Quelque vingt ans plus tard, par un beau matin d’automne, ces orphelins eurent une drôle de surprise : tout Jean-Christophe et Jean-Christine qu’ils étaient, la France les traitait désormais comme des pestiférés. Mes arrière-grands-parents, Armand et Paulette, venaient de se marier. Les noces étaient à peine consommées qu’Armand se vit convoqué à un nouveau voyage : direction Bedeau, l’un des rares camps de concentration d’Algérie. Là-bas, le service laissait un peu à désirer, raison pour laquelle, jusqu’au soir de sa vie, Armand demeura muet à propos de cette période de captivité. Quand les Américains le rendirent à ses habits civils après avoir libéré l’Algérie, ils lui donnèrent un nouvel uniforme et l’envoyèrent sur la côte d’Azur où, en guise de touristes, il fut attendu par des Allemands fort peu vacanciers. C’est ainsi que, de retour à Oran en 1945, Armand était l’un des rares Juifs à avoir connu à la fois les pyjamas rayés et le Débarquement. Entre-temps, son sosie miniature avait appris quelques mots de judio : Gérald, un bébé de trois ans qu’il n’avait pas vu grandir.

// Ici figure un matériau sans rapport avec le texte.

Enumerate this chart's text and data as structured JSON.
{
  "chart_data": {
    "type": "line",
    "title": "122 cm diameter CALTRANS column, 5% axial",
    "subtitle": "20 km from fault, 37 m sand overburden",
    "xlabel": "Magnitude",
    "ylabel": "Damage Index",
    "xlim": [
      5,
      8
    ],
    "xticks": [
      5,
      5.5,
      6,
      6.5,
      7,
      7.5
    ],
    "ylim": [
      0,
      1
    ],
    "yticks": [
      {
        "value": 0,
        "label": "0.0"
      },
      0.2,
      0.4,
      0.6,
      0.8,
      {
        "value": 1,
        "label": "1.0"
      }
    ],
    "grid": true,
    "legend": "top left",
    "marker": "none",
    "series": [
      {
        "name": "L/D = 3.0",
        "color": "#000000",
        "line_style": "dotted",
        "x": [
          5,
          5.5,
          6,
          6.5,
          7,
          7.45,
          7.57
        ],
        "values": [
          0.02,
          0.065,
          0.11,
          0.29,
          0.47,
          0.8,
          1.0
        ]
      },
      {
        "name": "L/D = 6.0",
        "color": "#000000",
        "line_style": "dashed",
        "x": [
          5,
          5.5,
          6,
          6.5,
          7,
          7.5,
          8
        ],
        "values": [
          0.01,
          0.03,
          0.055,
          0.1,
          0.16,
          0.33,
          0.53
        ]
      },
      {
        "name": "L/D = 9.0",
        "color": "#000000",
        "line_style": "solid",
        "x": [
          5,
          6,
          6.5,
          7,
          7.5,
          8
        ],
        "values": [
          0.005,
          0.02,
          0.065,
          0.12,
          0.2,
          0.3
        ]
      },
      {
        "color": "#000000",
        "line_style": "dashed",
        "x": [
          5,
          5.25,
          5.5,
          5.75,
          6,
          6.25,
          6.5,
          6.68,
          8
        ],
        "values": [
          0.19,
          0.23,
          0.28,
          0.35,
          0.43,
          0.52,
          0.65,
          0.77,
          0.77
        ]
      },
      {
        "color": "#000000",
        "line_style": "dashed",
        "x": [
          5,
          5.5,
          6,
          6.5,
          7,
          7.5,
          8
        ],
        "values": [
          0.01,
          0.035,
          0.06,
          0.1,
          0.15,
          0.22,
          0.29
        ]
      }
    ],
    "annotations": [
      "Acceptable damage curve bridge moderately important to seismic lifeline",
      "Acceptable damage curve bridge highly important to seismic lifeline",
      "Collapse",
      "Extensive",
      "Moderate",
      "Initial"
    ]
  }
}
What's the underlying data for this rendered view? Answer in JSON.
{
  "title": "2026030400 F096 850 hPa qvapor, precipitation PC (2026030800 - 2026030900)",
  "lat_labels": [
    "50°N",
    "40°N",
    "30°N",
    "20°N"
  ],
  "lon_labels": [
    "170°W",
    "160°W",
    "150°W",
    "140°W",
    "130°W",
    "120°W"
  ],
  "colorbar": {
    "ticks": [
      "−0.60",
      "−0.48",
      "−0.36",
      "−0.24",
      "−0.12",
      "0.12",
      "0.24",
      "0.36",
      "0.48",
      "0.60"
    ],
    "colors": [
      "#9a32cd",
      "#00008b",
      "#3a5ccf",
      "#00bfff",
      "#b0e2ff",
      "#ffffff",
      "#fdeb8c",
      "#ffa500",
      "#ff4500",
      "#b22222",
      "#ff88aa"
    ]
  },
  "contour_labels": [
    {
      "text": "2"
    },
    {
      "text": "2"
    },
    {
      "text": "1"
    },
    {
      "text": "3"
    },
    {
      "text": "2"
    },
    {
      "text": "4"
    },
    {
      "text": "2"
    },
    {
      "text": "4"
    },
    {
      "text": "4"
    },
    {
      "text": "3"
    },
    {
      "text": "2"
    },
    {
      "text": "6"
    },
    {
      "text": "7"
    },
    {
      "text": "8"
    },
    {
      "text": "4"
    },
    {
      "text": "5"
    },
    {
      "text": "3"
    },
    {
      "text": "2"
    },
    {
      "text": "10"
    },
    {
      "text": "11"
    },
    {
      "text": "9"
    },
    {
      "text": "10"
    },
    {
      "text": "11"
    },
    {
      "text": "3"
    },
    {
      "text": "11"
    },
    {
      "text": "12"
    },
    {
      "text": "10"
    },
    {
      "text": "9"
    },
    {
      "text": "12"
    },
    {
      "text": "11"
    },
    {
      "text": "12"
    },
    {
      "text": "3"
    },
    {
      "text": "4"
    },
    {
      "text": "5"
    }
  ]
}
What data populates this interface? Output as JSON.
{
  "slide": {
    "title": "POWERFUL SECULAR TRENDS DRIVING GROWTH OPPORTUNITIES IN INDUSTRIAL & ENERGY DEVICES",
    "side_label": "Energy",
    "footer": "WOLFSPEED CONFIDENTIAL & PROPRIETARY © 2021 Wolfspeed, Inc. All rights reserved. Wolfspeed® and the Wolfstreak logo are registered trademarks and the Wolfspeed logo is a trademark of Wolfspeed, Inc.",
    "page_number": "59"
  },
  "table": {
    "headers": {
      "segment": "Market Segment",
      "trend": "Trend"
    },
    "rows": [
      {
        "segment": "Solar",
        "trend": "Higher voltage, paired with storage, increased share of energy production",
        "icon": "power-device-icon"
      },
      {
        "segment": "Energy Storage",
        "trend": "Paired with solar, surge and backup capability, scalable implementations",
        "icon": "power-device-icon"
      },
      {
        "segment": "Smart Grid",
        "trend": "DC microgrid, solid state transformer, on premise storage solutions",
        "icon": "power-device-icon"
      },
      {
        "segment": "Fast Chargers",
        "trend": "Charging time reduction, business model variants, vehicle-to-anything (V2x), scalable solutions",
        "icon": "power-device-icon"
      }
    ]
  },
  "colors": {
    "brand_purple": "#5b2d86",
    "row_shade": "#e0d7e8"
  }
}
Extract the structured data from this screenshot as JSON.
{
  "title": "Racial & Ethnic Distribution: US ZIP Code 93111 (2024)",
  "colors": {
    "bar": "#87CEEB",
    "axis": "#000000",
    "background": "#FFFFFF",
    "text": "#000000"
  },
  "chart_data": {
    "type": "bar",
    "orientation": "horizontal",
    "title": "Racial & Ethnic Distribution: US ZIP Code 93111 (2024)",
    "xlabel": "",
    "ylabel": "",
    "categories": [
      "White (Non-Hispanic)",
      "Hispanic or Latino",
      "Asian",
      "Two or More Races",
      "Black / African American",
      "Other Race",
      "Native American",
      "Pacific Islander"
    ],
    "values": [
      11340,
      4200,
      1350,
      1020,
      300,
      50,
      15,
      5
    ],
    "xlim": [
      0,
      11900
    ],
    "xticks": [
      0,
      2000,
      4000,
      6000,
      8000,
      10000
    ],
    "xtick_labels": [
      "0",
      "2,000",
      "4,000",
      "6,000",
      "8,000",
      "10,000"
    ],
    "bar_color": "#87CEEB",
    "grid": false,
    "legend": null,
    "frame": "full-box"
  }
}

Trois ans plus tard naquit Geneviève, ma grand-mère, une petite fille qui dansait sur les toits et retombait sur ses pattes quand elle dégringolait. Quand elle eut six ans, Armand dépensa douze mois d’économies pour acheter une caméra dernier cri. Pendant que Geneviève se pétait la gueule en souriant sur les rochers d’Aïn El Turk, pendant qu’elle grimpait aux arbres déguisée en princesse, pendant que Paulette accouchait d’Yves, Armand les regardait d’un œil. De l’autre, il réglait son appareil, veillant à immortaliser toutes ces scènes de vie. Car autour de lui, il sentait peu à peu le vent tourner et souffler vers le nord. Ses amis, qui n’avaient pas tous eu la chance de voyager entre 1942 et 1944, le prenaient pour un paranoïaque ou un oiseau de malheur. Il n’empêche qu’Armand s’entêta. Un jour, s’écriait-il à tout bout de champ, il faudrait déguerpir. Ce n’était pas la première fois, certes, qu’on colonisait le sol d’Algérie. Mais jamais les colons ne s’étaient autant pris pour des libérateurs.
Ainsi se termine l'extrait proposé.